Influence of the Internal-Mammary-Artery Graft on 10-Year Survival and Other Cardiac Events

Abstract
We compared patients who received an internal-mammary-artery graft to the anterior descending coronary artery alone or combined with one or more saphenous-vein grafts (n = 2306) with patients who had only saphenous-vein bypass grafts (n = 3625). The 10-year actuarial survival rate among the group receiving the internal-mammary-artery graft, as compared with the group who received the vein grafts (exclusive of hospital deaths), was 93.4 percent versus 88.0 percent (P = 0.05) for those with one-vessel disease; 90.0 percent versus 79.5 percent (P<0.0001) for those with two-vessel disease; and 82.6 percent versus 71.0 percent (P<0.0001) for those with three-vessel disease.
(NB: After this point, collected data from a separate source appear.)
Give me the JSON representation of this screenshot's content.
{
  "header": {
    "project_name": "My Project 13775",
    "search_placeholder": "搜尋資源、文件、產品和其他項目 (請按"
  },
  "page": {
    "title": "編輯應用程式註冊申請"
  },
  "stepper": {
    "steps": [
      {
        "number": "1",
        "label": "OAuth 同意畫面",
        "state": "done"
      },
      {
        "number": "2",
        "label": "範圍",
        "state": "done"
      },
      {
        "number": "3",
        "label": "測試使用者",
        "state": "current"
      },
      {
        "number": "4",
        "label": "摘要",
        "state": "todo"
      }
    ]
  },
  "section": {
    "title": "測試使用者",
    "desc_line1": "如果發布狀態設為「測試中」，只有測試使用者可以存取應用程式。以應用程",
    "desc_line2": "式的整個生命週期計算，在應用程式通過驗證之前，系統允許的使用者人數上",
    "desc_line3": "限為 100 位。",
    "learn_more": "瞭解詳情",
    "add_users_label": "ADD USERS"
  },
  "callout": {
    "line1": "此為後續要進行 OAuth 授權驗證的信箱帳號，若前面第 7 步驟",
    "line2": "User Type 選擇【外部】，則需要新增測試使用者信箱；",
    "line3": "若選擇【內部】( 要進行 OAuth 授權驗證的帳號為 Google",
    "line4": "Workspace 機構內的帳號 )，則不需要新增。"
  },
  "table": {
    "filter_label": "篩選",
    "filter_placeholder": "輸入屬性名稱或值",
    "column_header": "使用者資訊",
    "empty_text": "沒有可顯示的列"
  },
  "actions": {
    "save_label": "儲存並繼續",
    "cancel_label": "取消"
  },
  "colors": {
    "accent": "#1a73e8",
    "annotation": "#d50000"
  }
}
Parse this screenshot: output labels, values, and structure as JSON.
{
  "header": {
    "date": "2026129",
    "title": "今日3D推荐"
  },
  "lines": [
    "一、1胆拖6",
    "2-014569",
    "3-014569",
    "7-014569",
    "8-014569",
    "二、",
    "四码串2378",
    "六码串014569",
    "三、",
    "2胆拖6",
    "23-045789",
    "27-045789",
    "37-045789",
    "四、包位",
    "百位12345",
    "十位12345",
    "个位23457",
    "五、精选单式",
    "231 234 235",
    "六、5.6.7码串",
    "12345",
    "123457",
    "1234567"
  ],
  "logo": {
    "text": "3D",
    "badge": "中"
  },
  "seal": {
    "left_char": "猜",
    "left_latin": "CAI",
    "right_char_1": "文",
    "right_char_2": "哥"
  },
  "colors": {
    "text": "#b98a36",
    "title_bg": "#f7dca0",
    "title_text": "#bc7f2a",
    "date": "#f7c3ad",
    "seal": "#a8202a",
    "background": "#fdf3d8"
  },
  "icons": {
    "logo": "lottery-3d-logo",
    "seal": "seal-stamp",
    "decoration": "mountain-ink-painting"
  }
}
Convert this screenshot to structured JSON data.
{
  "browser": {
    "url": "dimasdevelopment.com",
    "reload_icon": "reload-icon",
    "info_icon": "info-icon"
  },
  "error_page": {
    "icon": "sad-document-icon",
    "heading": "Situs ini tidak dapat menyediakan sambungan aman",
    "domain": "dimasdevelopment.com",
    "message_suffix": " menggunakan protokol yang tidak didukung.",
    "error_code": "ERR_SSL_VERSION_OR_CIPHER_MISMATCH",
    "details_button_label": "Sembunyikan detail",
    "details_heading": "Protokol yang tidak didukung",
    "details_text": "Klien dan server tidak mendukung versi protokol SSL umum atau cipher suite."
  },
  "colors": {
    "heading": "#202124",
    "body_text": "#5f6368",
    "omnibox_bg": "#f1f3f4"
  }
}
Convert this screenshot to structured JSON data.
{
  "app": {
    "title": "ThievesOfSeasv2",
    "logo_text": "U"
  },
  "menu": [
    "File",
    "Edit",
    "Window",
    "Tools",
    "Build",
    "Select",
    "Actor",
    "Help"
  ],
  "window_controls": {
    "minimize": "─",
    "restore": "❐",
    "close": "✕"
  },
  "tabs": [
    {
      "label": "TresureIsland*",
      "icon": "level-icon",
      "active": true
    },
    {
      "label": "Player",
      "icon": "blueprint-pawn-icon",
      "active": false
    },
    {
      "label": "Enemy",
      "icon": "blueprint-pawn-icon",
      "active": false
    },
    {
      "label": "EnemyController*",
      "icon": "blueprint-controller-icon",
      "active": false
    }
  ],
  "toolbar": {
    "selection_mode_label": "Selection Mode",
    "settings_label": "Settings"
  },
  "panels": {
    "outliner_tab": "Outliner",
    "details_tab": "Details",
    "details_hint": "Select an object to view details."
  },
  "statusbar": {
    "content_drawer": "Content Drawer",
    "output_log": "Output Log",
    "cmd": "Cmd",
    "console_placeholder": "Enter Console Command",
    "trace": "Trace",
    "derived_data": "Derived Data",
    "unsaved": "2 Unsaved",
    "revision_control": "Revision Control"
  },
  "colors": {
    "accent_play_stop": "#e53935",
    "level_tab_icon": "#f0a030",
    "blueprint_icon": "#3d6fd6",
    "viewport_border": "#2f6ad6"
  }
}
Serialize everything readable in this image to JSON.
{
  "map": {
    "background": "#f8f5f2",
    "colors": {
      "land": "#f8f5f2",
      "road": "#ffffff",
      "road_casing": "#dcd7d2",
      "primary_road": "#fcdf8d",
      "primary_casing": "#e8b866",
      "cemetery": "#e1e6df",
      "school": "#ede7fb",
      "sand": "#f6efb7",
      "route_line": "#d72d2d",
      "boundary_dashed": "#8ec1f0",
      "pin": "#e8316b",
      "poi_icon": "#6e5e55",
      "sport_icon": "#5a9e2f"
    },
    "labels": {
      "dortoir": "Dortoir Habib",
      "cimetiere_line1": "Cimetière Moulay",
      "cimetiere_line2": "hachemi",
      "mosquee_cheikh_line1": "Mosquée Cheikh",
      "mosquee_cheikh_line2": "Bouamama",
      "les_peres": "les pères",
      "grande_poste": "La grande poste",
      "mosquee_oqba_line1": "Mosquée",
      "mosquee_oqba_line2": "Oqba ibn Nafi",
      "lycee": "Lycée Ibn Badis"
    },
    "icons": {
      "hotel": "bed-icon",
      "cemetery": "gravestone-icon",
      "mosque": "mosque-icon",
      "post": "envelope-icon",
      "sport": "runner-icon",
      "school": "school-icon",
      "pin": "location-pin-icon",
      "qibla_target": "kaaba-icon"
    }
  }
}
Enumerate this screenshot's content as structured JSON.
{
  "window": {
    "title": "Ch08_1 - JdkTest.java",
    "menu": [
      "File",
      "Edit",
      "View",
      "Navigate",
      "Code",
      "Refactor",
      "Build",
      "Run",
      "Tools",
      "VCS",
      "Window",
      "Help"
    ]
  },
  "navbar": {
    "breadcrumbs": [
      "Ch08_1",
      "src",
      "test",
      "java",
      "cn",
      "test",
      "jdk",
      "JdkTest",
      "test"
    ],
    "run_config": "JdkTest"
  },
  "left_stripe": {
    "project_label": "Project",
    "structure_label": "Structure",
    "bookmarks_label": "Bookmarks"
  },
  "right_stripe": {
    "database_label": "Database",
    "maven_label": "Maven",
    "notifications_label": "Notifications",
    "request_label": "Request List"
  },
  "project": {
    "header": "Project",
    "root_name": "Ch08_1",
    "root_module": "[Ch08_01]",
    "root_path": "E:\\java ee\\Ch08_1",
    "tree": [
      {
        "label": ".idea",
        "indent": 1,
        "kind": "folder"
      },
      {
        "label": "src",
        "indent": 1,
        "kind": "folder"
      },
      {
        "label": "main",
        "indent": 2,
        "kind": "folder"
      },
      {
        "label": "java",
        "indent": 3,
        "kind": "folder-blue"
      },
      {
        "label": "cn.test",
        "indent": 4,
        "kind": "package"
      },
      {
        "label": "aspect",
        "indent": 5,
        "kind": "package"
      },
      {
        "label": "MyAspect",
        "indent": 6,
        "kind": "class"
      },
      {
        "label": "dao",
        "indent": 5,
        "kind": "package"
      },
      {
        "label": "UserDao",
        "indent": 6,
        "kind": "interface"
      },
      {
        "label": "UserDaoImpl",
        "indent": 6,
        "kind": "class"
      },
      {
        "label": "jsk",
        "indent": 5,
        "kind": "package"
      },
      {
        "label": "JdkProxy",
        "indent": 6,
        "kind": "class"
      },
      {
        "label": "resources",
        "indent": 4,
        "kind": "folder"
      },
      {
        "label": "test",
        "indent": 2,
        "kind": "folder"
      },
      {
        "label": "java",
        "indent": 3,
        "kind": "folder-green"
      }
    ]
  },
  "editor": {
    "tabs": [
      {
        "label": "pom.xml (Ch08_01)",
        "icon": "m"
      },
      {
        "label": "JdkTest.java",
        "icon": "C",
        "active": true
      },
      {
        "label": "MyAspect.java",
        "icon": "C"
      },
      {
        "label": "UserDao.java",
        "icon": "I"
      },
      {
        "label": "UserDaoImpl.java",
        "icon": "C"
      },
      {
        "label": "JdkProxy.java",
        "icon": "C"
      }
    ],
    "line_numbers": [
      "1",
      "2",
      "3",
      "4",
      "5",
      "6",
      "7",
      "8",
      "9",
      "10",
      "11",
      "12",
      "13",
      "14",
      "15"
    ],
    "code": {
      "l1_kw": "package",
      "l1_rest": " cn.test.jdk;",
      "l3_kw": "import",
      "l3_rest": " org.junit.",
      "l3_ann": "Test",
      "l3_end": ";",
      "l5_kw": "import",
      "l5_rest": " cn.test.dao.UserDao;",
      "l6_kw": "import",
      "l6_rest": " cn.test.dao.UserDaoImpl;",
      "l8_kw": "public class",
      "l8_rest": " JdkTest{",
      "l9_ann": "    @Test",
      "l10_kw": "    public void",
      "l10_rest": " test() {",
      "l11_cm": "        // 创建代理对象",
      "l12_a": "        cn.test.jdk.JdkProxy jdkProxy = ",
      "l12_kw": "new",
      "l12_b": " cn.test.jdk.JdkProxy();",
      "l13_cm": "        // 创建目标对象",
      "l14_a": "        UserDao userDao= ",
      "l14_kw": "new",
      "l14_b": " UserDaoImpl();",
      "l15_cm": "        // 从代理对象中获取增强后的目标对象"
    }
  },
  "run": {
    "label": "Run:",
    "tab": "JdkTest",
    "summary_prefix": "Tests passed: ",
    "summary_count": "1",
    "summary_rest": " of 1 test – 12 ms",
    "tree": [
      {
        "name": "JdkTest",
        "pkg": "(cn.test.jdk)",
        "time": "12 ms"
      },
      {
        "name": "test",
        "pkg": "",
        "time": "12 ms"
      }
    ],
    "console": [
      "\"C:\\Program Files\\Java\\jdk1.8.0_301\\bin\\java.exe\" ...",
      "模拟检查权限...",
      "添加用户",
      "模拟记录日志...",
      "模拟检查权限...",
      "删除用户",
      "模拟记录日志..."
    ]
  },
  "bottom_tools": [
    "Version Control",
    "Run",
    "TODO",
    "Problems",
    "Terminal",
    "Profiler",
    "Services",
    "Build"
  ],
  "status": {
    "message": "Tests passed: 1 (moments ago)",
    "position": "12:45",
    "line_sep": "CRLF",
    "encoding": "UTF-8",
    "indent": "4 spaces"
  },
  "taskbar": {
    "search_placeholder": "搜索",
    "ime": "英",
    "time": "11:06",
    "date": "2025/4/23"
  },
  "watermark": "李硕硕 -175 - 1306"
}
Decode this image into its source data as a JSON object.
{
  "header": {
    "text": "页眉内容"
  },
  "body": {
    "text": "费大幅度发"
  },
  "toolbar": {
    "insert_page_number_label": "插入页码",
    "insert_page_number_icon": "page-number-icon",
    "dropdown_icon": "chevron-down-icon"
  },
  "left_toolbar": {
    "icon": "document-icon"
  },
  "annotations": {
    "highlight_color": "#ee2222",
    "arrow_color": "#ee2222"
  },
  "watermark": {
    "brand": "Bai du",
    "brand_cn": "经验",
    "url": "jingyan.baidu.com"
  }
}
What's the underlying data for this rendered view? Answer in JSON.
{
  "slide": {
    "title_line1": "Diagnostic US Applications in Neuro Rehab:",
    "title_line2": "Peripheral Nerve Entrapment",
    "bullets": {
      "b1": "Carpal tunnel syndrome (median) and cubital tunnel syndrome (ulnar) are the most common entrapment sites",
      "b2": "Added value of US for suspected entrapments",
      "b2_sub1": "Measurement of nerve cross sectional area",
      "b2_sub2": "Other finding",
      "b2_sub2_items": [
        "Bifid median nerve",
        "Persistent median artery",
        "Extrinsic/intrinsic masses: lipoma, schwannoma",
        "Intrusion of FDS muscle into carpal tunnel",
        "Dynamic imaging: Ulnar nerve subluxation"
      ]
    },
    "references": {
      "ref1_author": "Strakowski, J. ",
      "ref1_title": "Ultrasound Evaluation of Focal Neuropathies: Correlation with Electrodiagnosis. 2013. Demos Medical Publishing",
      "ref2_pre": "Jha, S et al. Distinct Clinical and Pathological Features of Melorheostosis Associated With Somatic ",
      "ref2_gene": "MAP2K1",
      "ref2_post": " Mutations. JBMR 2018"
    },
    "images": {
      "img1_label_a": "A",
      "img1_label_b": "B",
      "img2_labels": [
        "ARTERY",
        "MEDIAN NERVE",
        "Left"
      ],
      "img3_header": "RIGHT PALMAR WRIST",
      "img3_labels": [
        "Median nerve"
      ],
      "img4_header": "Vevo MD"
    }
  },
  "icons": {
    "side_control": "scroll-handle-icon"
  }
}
After an adjustment for demographic and clinical differences by Cox multivariate analysis, we found that patients who had only vein grafts had a 1.61 times greater risk of death throughout the 10 years, as compared with those who received an internal-mammary-artery graft. In addition, patients who received only vein grafts had 1.41 times the risk of late myocardial infarction (P<0.0001), 1.25 times the risk of hospitalization for cardiac events (P<0.0001), 2.00 times the risk of cardiac reoperation (P<0.0001), and 1.27 times the risk of all late cardiac events (P<0.0001), as compared with patients who received internal-mammary-artery grafts. Internal-mammary-artery grafting for lesions of the anterior descending coronary artery is preferable whenever indicated and technically feasible. (N Engl J Med 1986; 314:1–6.)